Acta Crystallographica Section B

Structural Science

Volume 57, Part 4 (August 2001)

research papers

Acta Cryst. (2001). B57, 497-506 [ doi:10.1107/S0108768101004050 ]

Structures of copper(II) and manganese(II) di(hydrogen malonate) dihydrate; effects of intensity profile truncation and background modelling on structure models

A. T. H. Lenstra and O. N. Kataeva

Abstract: The crystal structures of the title compounds were determined with net intensities I derived via the background-peak-background procedure. Least-squares optimizations reveal differences between the low-order (0 < s < 0.7 Å^-1) and high-order (0.7 < s < 1.0 Å^-1) structure models. The scale factors indicate discrepancies of up to 10% between the low-order and high-order reflection intensities. This observation is compound independent. It reflects the scan-angle-induced truncation error, because the applied scan angle (0.8 + 2.0 tan [theta] )° underestimates the wavelength dispersion in the monochromated X-ray beam. The observed crystal structures show pseudo-I-centred sublattices for three of its non-H atoms in the asymmetric unit. Our selection of observed intensities (I > 3 [sigma] ) stresses that pseudo-symmetry. Model refinements on individual data sets with (h + k + l) = 2n and (h + k + l) = 2n + 1 illustrate the lack of model robustness caused by that pseudo-symmetry. To obtain a better balanced data set and thus a more robust structure we decided to exploit background modelling. We described the background intensities B( $\displaystyle\mathrel{\mathop H^{\rightharpoonup}}$ ) with an 11th degree polynomial in [theta] . This function predicts the local background b at each position $\displaystyle\mathrel{\mathop H^{\rightharpoonup}}$ and defines the counting statistical distribution P(B), in which b serves as average and variance. The observation R defines P(R).

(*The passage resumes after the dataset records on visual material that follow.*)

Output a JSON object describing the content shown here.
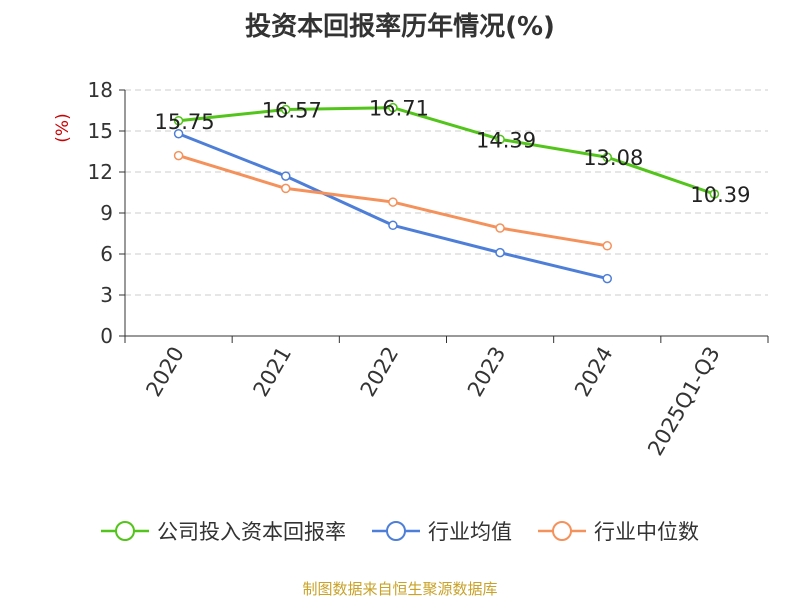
{
  "chart_data": {
    "type": "line",
    "title": "投资本回报率历年情况(%)",
    "ylabel": "(%)",
    "xlabel": "",
    "categories": [
      "2020",
      "2021",
      "2022",
      "2023",
      "2024",
      "2025Q1-Q3"
    ],
    "ylim": [
      0,
      18
    ],
    "yticks": [
      0,
      3,
      6,
      9,
      12,
      15,
      18
    ],
    "grid": true,
    "legend_position": "bottom",
    "series": [
      {
        "name": "公司投入资本回报率",
        "color": "#52c41a",
        "values": [
          15.75,
          16.57,
          16.71,
          14.39,
          13.08,
          10.39
        ],
        "labels": [
          "15.75",
          "16.57",
          "16.71",
          "14.39",
          "13.08",
          "10.39"
        ]
      },
      {
        "name": "行业均值",
        "color": "#4e7fd8",
        "values": [
          14.8,
          11.7,
          8.1,
          6.1,
          4.2,
          null
        ]
      },
      {
        "name": "行业中位数",
        "color": "#f5915a",
        "values": [
          13.2,
          10.8,
          9.8,
          7.9,
          6.6,
          null
        ]
      }
    ]
  },
  "source_note": "制图数据来自恒生聚源数据库"
}
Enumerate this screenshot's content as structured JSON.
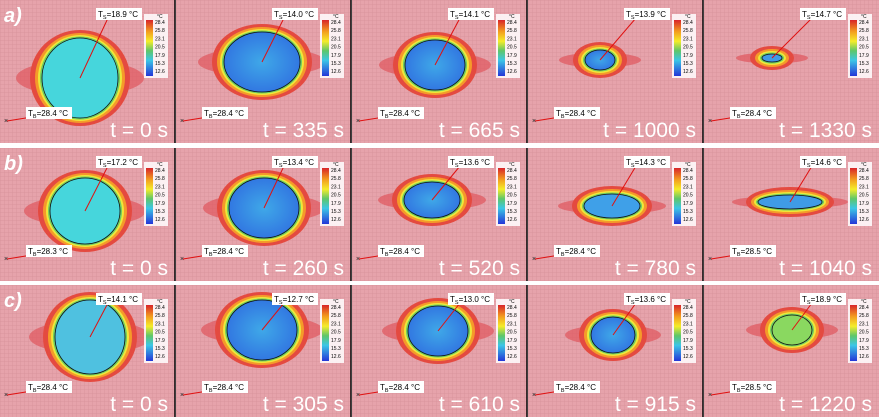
{
  "symbols": {
    "t": "T",
    "s": "S",
    "b": "B"
  },
  "colorbar": {
    "unit": "°C",
    "ticks": [
      "28.4",
      "25.8",
      "23.1",
      "20.5",
      "17.9",
      "15.3",
      "12.6"
    ]
  },
  "rows": [
    {
      "label": "a)",
      "panels": [
        {
          "ts": "=18.9 °C",
          "tb": "=28.4 °C",
          "time": "t = 0 s"
        },
        {
          "ts": "=14.0 °C",
          "tb": "=28.4 °C",
          "time": "t = 335 s"
        },
        {
          "ts": "=14.1 °C",
          "tb": "=28.4 °C",
          "time": "t = 665 s"
        },
        {
          "ts": "=13.9 °C",
          "tb": "=28.4 °C",
          "time": "t = 1000 s"
        },
        {
          "ts": "=14.7 °C",
          "tb": "=28.4 °C",
          "time": "t = 1330 s"
        }
      ]
    },
    {
      "label": "b)",
      "panels": [
        {
          "ts": "=17.2 °C",
          "tb": "=28.3 °C",
          "time": "t = 0 s"
        },
        {
          "ts": "=13.4 °C",
          "tb": "=28.4 °C",
          "time": "t = 260 s"
        },
        {
          "ts": "=13.6 °C",
          "tb": "=28.4 °C",
          "time": "t = 520 s"
        },
        {
          "ts": "=14.3 °C",
          "tb": "=28.4 °C",
          "time": "t = 780 s"
        },
        {
          "ts": "=14.6 °C",
          "tb": "=28.5 °C",
          "time": "t = 1040 s"
        }
      ]
    },
    {
      "label": "c)",
      "panels": [
        {
          "ts": "=14.1 °C",
          "tb": "=28.4 °C",
          "time": "t = 0 s"
        },
        {
          "ts": "=12.7 °C",
          "tb": "=28.4 °C",
          "time": "t = 305 s"
        },
        {
          "ts": "=13.0 °C",
          "tb": "=28.4 °C",
          "time": "t = 610 s"
        },
        {
          "ts": "=13.6 °C",
          "tb": "=28.4 °C",
          "time": "t = 915 s"
        },
        {
          "ts": "=18.9 °C",
          "tb": "=28.5 °C",
          "time": "t = 1220 s"
        }
      ]
    }
  ]
}
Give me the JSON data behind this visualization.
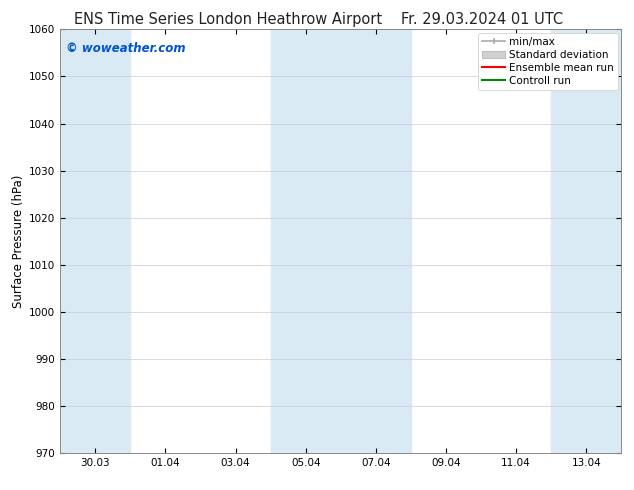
{
  "title_left": "ENS Time Series London Heathrow Airport",
  "title_right": "Fr. 29.03.2024 01 UTC",
  "ylabel": "Surface Pressure (hPa)",
  "ylim": [
    970,
    1060
  ],
  "yticks": [
    970,
    980,
    990,
    1000,
    1010,
    1020,
    1030,
    1040,
    1050,
    1060
  ],
  "xtick_labels": [
    "30.03",
    "01.04",
    "03.04",
    "05.04",
    "07.04",
    "09.04",
    "11.04",
    "13.04"
  ],
  "xtick_positions": [
    1,
    3,
    5,
    7,
    9,
    11,
    13,
    15
  ],
  "xlim": [
    0,
    16
  ],
  "shaded_bands": [
    {
      "x_start": 0,
      "x_end": 2,
      "color": "#daeaf5"
    },
    {
      "x_start": 6,
      "x_end": 10,
      "color": "#daeaf5"
    },
    {
      "x_start": 14,
      "x_end": 16,
      "color": "#daeaf5"
    }
  ],
  "watermark_text": "© woweather.com",
  "watermark_color": "#0055cc",
  "bg_color": "#ffffff",
  "axes_bg_color": "#ffffff",
  "spine_color": "#888888",
  "title_fontsize": 10.5,
  "label_fontsize": 8.5,
  "tick_fontsize": 7.5,
  "legend_fontsize": 7.5,
  "legend_items": [
    {
      "label": "min/max",
      "color": "#aaaaaa",
      "type": "errorbar"
    },
    {
      "label": "Standard deviation",
      "color": "#cccccc",
      "type": "fill"
    },
    {
      "label": "Ensemble mean run",
      "color": "#ff0000",
      "type": "line"
    },
    {
      "label": "Controll run",
      "color": "#008800",
      "type": "line"
    }
  ]
}
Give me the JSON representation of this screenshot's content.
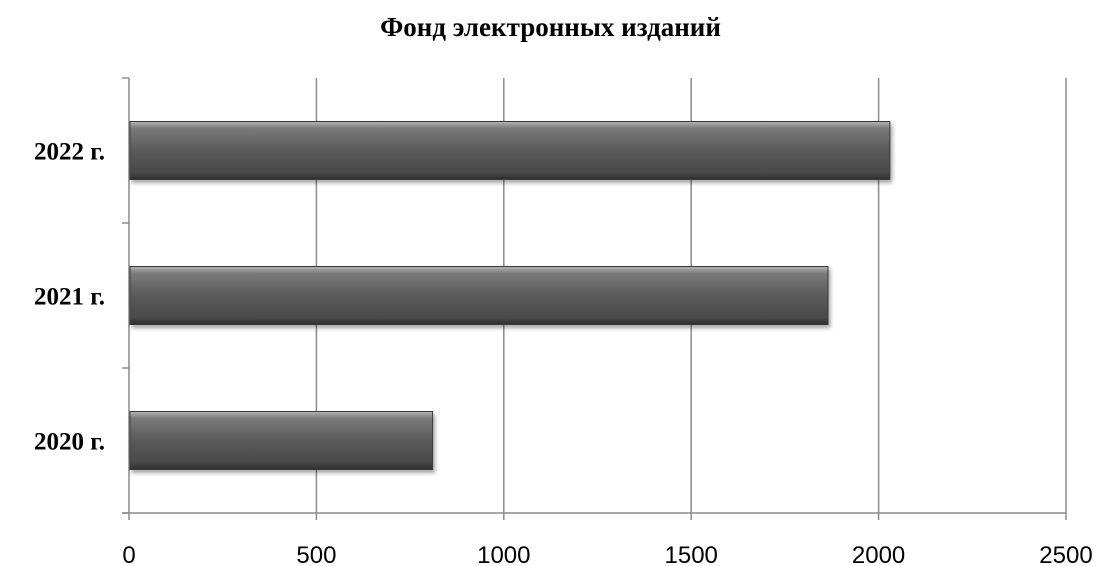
{
  "chart_data": {
    "type": "bar",
    "orientation": "horizontal",
    "title": "Фонд электронных изданий",
    "xlabel": "",
    "ylabel": "",
    "categories": [
      "2020 г.",
      "2021 г.",
      "2022 г."
    ],
    "values": [
      810,
      1865,
      2030
    ],
    "xlim": [
      0,
      2500
    ],
    "x_ticks": [
      "0",
      "500",
      "1000",
      "1500",
      "2000",
      "2500"
    ],
    "grid": "vertical",
    "legend": "none",
    "bar_color": "#5a5a5a",
    "grid_color": "#8c8c8c"
  }
}
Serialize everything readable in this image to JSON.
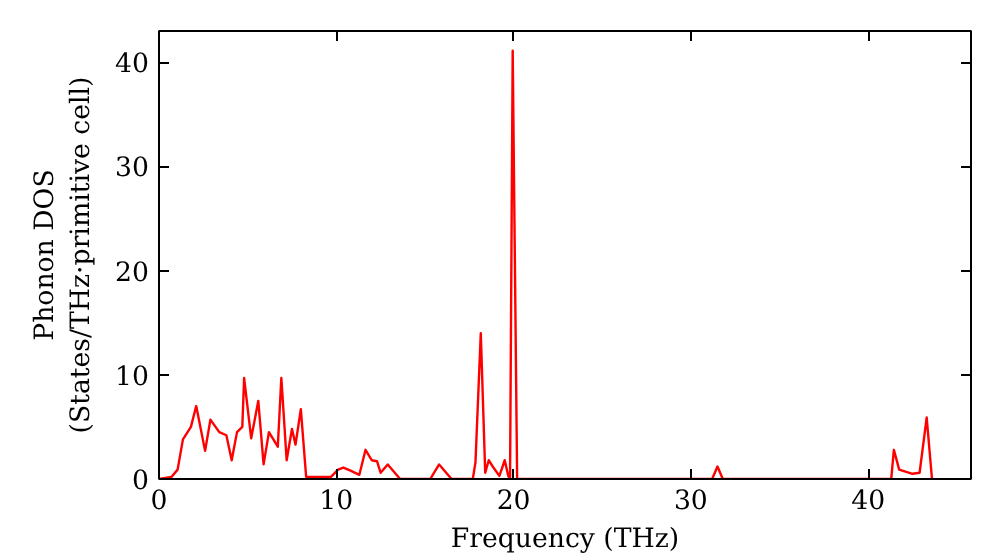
{
  "chart_data": {
    "type": "line",
    "xlabel": "Frequency (THz)",
    "ylabel": "Phonon DOS\n(States/THz·primitive cell)",
    "x": [
      0,
      0.7,
      1.05,
      1.35,
      1.8,
      2.1,
      2.6,
      2.9,
      3.4,
      3.8,
      4.1,
      4.4,
      4.7,
      4.8,
      5.2,
      5.6,
      5.9,
      6.2,
      6.7,
      6.9,
      7.2,
      7.5,
      7.7,
      8.0,
      8.3,
      9.7,
      10.1,
      10.4,
      10.8,
      11.3,
      11.65,
      12.0,
      12.3,
      12.5,
      12.9,
      13.3,
      13.6,
      15.3,
      15.8,
      16.5,
      17.7,
      17.85,
      18.15,
      18.4,
      18.6,
      18.9,
      19.2,
      19.5,
      19.7,
      19.8,
      19.95,
      20.2,
      31.2,
      31.5,
      31.8,
      41.3,
      41.45,
      41.75,
      42.5,
      42.9,
      43.3,
      43.6
    ],
    "series": [
      {
        "color": "#ff0000",
        "values": [
          0,
          0.2,
          0.9,
          3.8,
          5.0,
          7.0,
          2.7,
          5.7,
          4.5,
          4.2,
          1.8,
          4.5,
          5.0,
          9.7,
          3.9,
          7.5,
          1.4,
          4.5,
          3.1,
          9.7,
          1.8,
          4.8,
          3.3,
          6.7,
          0.2,
          0.2,
          0.9,
          1.1,
          0.8,
          0.4,
          2.8,
          1.8,
          1.7,
          0.6,
          1.4,
          0.6,
          0,
          0,
          1.4,
          0,
          0,
          1.6,
          14.0,
          0.6,
          1.8,
          1.0,
          0.3,
          1.8,
          0.3,
          0,
          41.1,
          0,
          0,
          1.2,
          0,
          0,
          2.8,
          0.9,
          0.5,
          0.6,
          5.9,
          0
        ]
      }
    ],
    "xlim": [
      0,
      45.8
    ],
    "ylim": [
      0,
      43
    ],
    "xticks": [
      0,
      10,
      20,
      30,
      40
    ],
    "yticks": [
      0,
      10,
      20,
      30,
      40
    ],
    "grid": false
  }
}
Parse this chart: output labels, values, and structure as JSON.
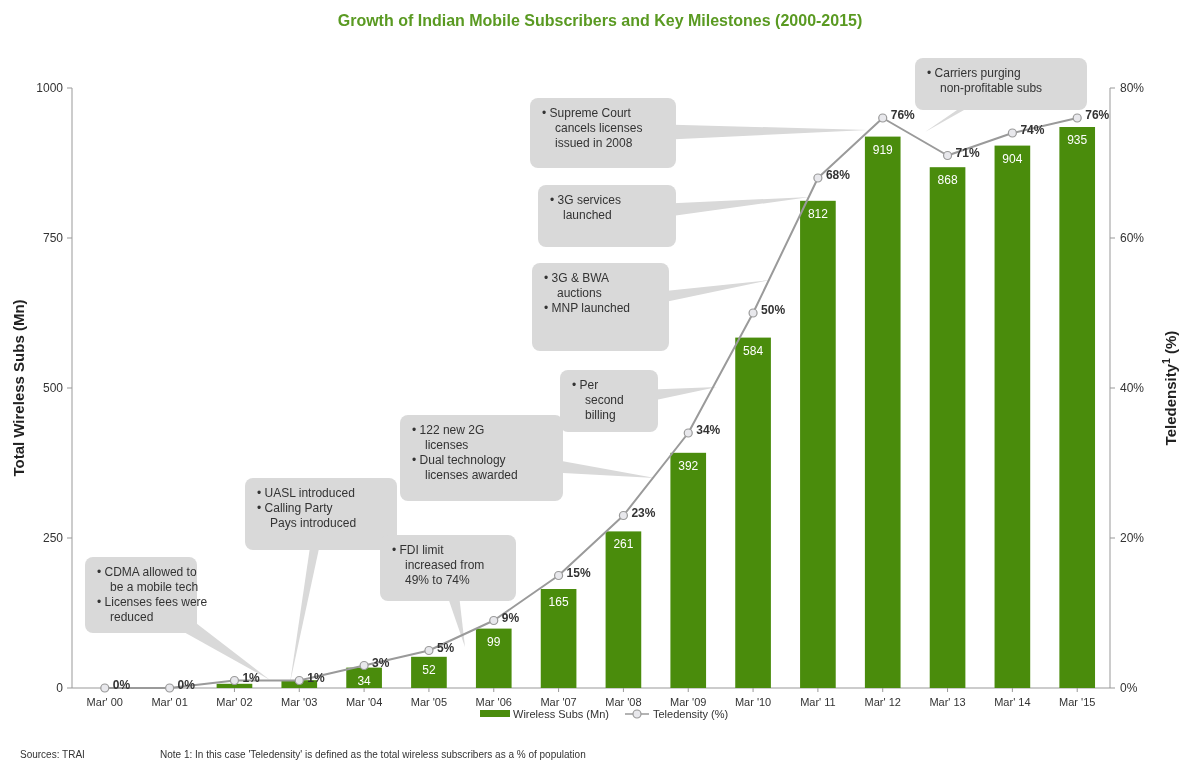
{
  "chart_data": {
    "type": "bar",
    "title": "Growth of Indian Mobile Subscribers and Key Milestones (2000-2015)",
    "categories": [
      "Mar' 00",
      "Mar' 01",
      "Mar' 02",
      "Mar '03",
      "Mar '04",
      "Mar '05",
      "Mar '06",
      "Mar '07",
      "Mar '08",
      "Mar '09",
      "Mar '10",
      "Mar' 11",
      "Mar' 12",
      "Mar' 13",
      "Mar' 14",
      "Mar '15"
    ],
    "series": [
      {
        "name": "Wireless Subs (Mn)",
        "color": "#4a8c0c",
        "values": [
          null,
          null,
          7,
          13,
          34,
          52,
          99,
          165,
          261,
          392,
          584,
          812,
          919,
          868,
          904,
          935
        ],
        "value_labels": [
          null,
          null,
          null,
          null,
          "34",
          "52",
          "99",
          "165",
          "261",
          "392",
          "584",
          "812",
          "919",
          "868",
          "904",
          "935"
        ]
      },
      {
        "name": "Teledensity (%)",
        "type": "line",
        "axis": "y2",
        "color": "#9a9a9a",
        "marker": "circle",
        "values": [
          0,
          0,
          1,
          1,
          3,
          5,
          9,
          15,
          23,
          34,
          50,
          68,
          76,
          71,
          74,
          76
        ],
        "value_labels": [
          "0%",
          "0%",
          "1%",
          "1%",
          "3%",
          "5%",
          "9%",
          "15%",
          "23%",
          "34%",
          "50%",
          "68%",
          "76%",
          "71%",
          "74%",
          "76%"
        ]
      }
    ],
    "ylabel": "Total Wireless Subs (Mn)",
    "y2label": "Teledensity$^{1}$ (%)",
    "ylim": [
      0,
      1000
    ],
    "yticks": [
      0,
      250,
      500,
      750,
      1000
    ],
    "y2lim": [
      0,
      80
    ],
    "y2ticks": [
      {
        "value": 0,
        "label": "0%"
      },
      {
        "value": 20,
        "label": "20%"
      },
      {
        "value": 40,
        "label": "40%"
      },
      {
        "value": 60,
        "label": "60%"
      },
      {
        "value": 80,
        "label": "80%"
      }
    ],
    "legend": "bottom",
    "grid": false,
    "annotations": [
      "• CDMA allowed to\nbe a mobile tech\n• Licenses fees were\nreduced",
      "• UASL introduced\n• Calling Party\nPays introduced",
      "• FDI limit\nincreased from\n49% to 74%",
      "• 122 new 2G\nlicenses\n• Dual technology\nlicenses awarded",
      "• Per\nsecond\nbilling",
      "• 3G & BWA\nauctions\n• MNP launched",
      "• 3G services\nlaunched",
      "• Supreme Court\ncancels licenses\nissued in 2008",
      "• Carriers purging\nnon-profitable subs",
      "Sources: TRAI",
      "Note 1: In this case 'Teledensity' is defined as the total wireless subscribers as a % of population"
    ]
  }
}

This leads to P(I) = P(R)/P(B) and thus I = R - b and [sigma] ²(I) = I so that the error [sigma] (I) is background independent. Within this framework we reanalysed the structure of the copper(II) derivative. Background modelling resulted in a structure model with an improved internal consistency. At the same time the unweighted R value based on all observations decreased from 10.6 to 8.4%. A redetermination of the structure at 120 K concluded the analysis.

Keywords: structure models; spectral truncation; pseudo-symmetry; background modelling.